Assistant Professor of Global Health Sarah Orndorff will also head overseas in January—to the University of Tirana in Albania, where she will research gender, law, and transition. Last spring at GW, a visiting Fulbright scholar from Albania worked with Dr. Orndorff and encouraged her to pursue her research interests on emerging democracies and gender studies in Albania. She will be joined by two GW master’s students and says she is very excited for the opportunity to pursue a research project with practical global health applications.

“Albania is experiencing a lot of transition including economic, political, legal, and social. Everything is affected, even gender roles,” says Dr. Orndorff. “One bright spot is that the country recently passed a new law addressing family violence, an unusually progressive law given the context, and Albania may become a model for domestic violence prevention in the region. This is one aspect of what I will be attempting to understand while I am there.”

Brian Rowe, assistant director of GW’s Career Center, got a fresh perspective on university career counseling in Berlin, where he attended the U.S.-Germany International Education Administrators Program seminar at the German-American Fulbright Commission. Rowe and other U.S. university staff traveled around the country to tour schools and meet with teachers and career service professionals. Rowe learned firsthand about the Bologna process, a series of reforms that will establish a uniform higher education system in the European Union, and spoke with German career service professionals about employability issues in Europe and the United States.

“It was interesting talking with German professionals on these new educational standards and how they might affect employability in the country and in the United States,” says Rowe. “At GW, I work with students on how to characterize study abroad experiences on their resumes or how to work abroad, and now I have established contacts in Germany I can consult. It was an experience of a lifetime.”

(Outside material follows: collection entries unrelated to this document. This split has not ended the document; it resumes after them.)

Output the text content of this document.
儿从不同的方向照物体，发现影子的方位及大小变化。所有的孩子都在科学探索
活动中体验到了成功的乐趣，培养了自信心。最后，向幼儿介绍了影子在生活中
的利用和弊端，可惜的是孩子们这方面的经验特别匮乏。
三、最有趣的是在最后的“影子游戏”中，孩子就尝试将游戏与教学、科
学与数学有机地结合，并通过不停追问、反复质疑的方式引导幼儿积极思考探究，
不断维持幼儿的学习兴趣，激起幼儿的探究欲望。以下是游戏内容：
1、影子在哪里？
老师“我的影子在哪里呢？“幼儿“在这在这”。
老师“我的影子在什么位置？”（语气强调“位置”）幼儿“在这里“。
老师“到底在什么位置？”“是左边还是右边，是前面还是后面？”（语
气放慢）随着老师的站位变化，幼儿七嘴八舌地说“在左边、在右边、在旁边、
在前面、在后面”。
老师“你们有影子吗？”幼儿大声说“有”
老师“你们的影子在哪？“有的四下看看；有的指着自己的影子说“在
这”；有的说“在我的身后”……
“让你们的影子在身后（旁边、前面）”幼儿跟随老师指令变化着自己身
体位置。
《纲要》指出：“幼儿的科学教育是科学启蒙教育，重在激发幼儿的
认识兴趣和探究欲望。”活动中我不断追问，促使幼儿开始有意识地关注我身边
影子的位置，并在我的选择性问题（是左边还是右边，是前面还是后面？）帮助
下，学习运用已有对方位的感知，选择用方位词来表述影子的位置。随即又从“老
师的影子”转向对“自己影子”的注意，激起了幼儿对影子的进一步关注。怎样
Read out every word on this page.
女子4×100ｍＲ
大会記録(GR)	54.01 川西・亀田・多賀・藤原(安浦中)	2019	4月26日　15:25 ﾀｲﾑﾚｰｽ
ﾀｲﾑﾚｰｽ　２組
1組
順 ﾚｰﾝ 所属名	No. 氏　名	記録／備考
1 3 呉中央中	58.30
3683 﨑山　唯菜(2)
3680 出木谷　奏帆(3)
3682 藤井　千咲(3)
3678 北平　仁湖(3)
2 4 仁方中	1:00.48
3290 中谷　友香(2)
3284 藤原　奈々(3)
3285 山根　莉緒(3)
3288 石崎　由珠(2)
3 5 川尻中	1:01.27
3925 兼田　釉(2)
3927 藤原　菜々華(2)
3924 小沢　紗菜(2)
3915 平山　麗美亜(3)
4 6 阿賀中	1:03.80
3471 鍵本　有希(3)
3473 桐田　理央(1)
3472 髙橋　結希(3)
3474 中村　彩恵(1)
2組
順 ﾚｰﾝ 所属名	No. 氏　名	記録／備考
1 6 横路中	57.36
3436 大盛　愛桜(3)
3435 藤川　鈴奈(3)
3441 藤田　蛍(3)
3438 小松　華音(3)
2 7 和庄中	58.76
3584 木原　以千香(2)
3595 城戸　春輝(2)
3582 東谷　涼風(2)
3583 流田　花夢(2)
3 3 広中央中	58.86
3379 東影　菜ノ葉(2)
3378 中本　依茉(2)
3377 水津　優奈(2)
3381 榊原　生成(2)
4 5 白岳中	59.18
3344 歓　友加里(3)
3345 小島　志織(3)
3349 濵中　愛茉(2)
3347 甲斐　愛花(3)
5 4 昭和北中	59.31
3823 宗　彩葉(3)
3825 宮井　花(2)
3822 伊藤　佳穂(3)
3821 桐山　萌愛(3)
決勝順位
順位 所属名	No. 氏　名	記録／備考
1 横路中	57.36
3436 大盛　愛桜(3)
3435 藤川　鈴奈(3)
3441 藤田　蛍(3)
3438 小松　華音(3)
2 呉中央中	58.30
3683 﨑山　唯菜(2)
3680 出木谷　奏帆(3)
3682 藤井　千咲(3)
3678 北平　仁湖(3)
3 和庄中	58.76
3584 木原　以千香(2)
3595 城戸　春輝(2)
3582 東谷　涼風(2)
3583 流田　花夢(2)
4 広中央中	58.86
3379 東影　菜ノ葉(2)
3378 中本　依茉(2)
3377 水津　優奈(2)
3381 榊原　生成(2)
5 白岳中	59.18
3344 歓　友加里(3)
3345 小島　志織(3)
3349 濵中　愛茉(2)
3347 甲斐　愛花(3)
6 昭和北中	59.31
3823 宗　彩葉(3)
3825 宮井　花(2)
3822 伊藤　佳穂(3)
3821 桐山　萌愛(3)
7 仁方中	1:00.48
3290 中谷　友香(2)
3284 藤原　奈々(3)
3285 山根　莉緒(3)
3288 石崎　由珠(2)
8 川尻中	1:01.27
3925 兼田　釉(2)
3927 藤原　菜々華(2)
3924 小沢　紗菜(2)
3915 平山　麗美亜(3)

Ten visiting professors are teaching and conducting research at GW during the 2008-09 academic year through the Fulbright Scholar¬ship Program. The professors come from countries around the world, including India, Saudi Arabia, and Ukraine.

The brainchild of GW Law School alumnus and U.S. Sen. J. William Fulbright, L.L.B. ’34, the Fulbright Scholarship Program provides funding for study and research abroad in a wide range of disciplines, including social sciences, business, performing arts, physical sciences, engineering, and education and is sponsored by the U.S. Department of State Bureau of Educational and Cultural Affairs.